Durão voltou a terreno público para falar das consequências do referendo britânico e dos desafios da União Europeia (UE). Mas escolheu falar dele próprio antes de tudo o resto. Ele que disse ao Presidente Chirac aquando do referendo em França: “Não podes atacar a Europa de segunda a sábado e dizer às pessoas para votarem na Europa no domingo”. Ele que tão próximo sempre esteve da chanceler alemã: “Disse-lhe [a Cameron], eu e Merkel, quando resolveu sair do Partido Popular Europeu, que era um erro enorme, que ia criar um fenómeno progressivo de afastamento do centro da UE, em que cada vez mais o partido conservador britânico se iria identificar com o UKIP”. Ele que, portanto, entende que “dos três grandes países, o único que tem no essencial valorizado a UE tem sido a Alemanha, nomeadamente a chanceler Merkel, com quem trabalhei, e verifiquei que ela investia na UE. Esse ponto é essencial.”

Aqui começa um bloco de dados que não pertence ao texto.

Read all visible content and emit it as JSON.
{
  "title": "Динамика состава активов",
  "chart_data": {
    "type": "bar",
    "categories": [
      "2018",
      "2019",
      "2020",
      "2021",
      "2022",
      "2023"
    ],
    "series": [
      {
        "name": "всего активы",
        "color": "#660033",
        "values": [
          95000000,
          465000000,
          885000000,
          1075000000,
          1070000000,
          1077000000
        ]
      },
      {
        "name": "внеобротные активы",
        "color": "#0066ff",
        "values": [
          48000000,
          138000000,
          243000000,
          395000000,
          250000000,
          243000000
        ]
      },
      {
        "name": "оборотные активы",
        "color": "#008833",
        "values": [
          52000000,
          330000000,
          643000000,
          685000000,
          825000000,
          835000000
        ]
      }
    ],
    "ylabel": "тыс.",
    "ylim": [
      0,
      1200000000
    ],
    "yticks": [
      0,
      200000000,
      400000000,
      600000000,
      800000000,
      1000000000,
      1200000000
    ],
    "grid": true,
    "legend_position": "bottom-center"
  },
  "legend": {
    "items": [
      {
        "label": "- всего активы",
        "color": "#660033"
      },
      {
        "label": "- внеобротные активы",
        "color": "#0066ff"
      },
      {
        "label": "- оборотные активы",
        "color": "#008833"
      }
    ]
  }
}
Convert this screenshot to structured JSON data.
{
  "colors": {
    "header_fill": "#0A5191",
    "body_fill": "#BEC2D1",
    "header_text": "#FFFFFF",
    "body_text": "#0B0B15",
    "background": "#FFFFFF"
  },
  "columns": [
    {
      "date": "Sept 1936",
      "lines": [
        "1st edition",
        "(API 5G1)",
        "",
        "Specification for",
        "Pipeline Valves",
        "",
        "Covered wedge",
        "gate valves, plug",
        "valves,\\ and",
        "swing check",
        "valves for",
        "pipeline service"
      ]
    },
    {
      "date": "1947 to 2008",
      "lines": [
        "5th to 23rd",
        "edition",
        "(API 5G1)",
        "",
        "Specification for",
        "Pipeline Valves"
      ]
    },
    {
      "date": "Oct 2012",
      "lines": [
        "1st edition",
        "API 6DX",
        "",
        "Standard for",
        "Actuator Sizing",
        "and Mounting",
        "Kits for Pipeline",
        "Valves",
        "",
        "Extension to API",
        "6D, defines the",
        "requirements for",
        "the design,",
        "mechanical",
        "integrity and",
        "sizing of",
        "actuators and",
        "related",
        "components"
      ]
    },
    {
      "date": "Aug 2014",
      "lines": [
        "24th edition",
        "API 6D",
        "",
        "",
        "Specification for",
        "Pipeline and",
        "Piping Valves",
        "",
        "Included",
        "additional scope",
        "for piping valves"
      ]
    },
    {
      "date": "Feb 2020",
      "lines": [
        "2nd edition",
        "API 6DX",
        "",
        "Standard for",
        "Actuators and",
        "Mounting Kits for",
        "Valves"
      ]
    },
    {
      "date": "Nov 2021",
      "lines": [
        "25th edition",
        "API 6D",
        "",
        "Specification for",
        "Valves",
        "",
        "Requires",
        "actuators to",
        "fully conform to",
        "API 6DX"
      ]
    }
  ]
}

Em relação a Cameron, e embora querendo aproveitar a ocasião para um pequeno ajuste de contas (agora que o homem está em perda), Durão tem razão no essencial. Quer porque, de facto, o Reino Unido foi sistematicamente desvalorizando a UE, quer porque “o primeiro-ministro Cameron andou 20 anos a atacar a UE e queria convencer os ingleses em dois meses de que a UE era uma coisa boa”. E até acrescentou o registo de um episódio: “[Cameron] chegou atrasado de propósito à assinatura do Tratado de Lisboa [dezembro 2007] porque não queria ficar na fotografia de família”.
Quanto ao quadro global, Durão fala como se não tivesse tido durante dez anos altas responsabilidades na degenerescência europeia. Por um lado, afirmando candidamente que “se continuarmos a europeizar os fracassos e a nacionalizar os sucessos, como fazem os políticos nacionais na maioria parte dos casos, quando as coisas vão bem é o êxito deles, quando vão mal a culpa é de Bruxelas, esquecendo-se ou escondendo às pessoas que as decisões foram tomadas por eles em Bruxelas, mas foram eles que as tomaram” – e o papel demissionista, cúmplice e contrário aos Tratados da Comissão a que presidiu? Por outro lado, ratificando implicitamente a estratégia europeia da Alemanha e do PPE e criticando quaisquer veleidades de alternativas ao lamentável “modelo único” de construção europeia que tão servilmente ajudou a impor – “o mesmo se passa em França, com outro tipo de euroceticismo, porque a França em vez de querer uma França europeia está talvez a querer uma Europa francesa, e continua sistematicamente a criticar a UE, mas pelas razões opostas ao Reino Unido”, disse.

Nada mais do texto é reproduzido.